By Ana Martinez-Ortiz
When it comes to diversity in the Village of Whitefish Bay, one could say its lacking. The community is majority white and according to local Whitefish Bay resident, Kathy Wurzer, it is not the most welcoming.
In 2019, Wurzer along with Anne O’Connor and Jennifer Koop Olsta set out to change and challenge Whitefish Bay’s reputation. The three women – who are all white – knew something had to be done, so they started Bay Bridge, an organization dedicated to addressing racial inequalities in Whitefish Bay.
“We started Bay Bridge because Whitefish Bay has a reputation for not being a welcome community to people of color,” Wurzer said. “We knew that it was something as a community we could do better.”
Its efforts focus mainly on addressing the systemic racism that exists in the suburb and the school district. For Wurzer, this means discussing the topic of race and supporting parents and students such as her African American daughter who have experienced racism.
Although the group is just starting out, Wurzer has been fighting for racial equality for over 20 years.
“I believe in the oneness of humanity,” she said. “We are all God’s children, and everybody should be treated with equity and equality, and I don’t see that in our society.”
Wurzer first became aware of race while attending John Marshall High School during desegregation. When the Black students started coming to school, the school changed from an open campus to a closed one, it switched out glass doors for metal ones and it added security guards, she said.
The experience stuck with Wurzer. Since then, she’s strived to be part of the change, which is where the organization Bay Bridge come in.
Each month, Bay Bridge offers educational events on racism.
During January, the group celebrated Martin Luther King Jr. Day with various activities all month long. This month, the group is encouraging people to watch the documentary
“Remembering Bronzeville,” which follows the rise and fall of the historically Black neighborhood. It will then be having a Zoom conversation with Clayborn Benson, the founder of the Wisconsin Black Historical Society and Museum, at 7 p.m. on Wednesday, Feb. 17.
Bay Bridge has formed partnerships with 5 Points Neighborhood Association and the Fair Housing Council. It is supporting the association’s anti-displacement and anti-gentrification efforts and the council’s efforts to establish Whitefish Bay as part of the opportunity housing network.
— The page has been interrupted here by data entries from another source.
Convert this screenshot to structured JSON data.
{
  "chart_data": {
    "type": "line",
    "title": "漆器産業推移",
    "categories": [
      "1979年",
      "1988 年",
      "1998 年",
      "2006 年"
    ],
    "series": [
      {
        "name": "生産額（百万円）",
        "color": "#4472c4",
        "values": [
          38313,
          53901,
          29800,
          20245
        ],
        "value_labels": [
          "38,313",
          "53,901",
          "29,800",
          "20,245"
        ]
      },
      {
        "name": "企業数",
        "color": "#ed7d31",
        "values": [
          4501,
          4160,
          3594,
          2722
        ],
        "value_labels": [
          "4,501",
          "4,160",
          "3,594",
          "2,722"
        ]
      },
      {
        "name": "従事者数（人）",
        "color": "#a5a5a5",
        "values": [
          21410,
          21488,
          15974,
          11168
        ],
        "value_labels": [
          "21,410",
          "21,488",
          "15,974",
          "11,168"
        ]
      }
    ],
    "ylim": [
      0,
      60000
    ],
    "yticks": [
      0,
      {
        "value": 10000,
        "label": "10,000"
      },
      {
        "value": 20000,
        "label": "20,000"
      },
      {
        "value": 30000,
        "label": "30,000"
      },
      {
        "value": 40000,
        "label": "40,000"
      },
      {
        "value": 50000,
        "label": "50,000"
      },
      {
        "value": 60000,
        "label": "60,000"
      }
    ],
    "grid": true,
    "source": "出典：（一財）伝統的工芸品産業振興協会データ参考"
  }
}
While the group has been getting more attention, Wurzer said it is still struggling to overcome Whitefish Bay’s reputation. People of color are hesitant to join the group, she said.
In response, Bay Bridge has redoubled its efforts to establish itself as trusted organization that people can have confidence in.
For now, the group has three students of color as liaisons and two members from 5 Points Neighborhood Association on its board. It’s also focusing its attention on the school board elections and electing people who want to make long lasting systemic changes.
But Wurzer know there’s more to be done.
“The more I find out, the more I learn, the deeper I become involved,” she said. “Once you know, you just can’t turn back.”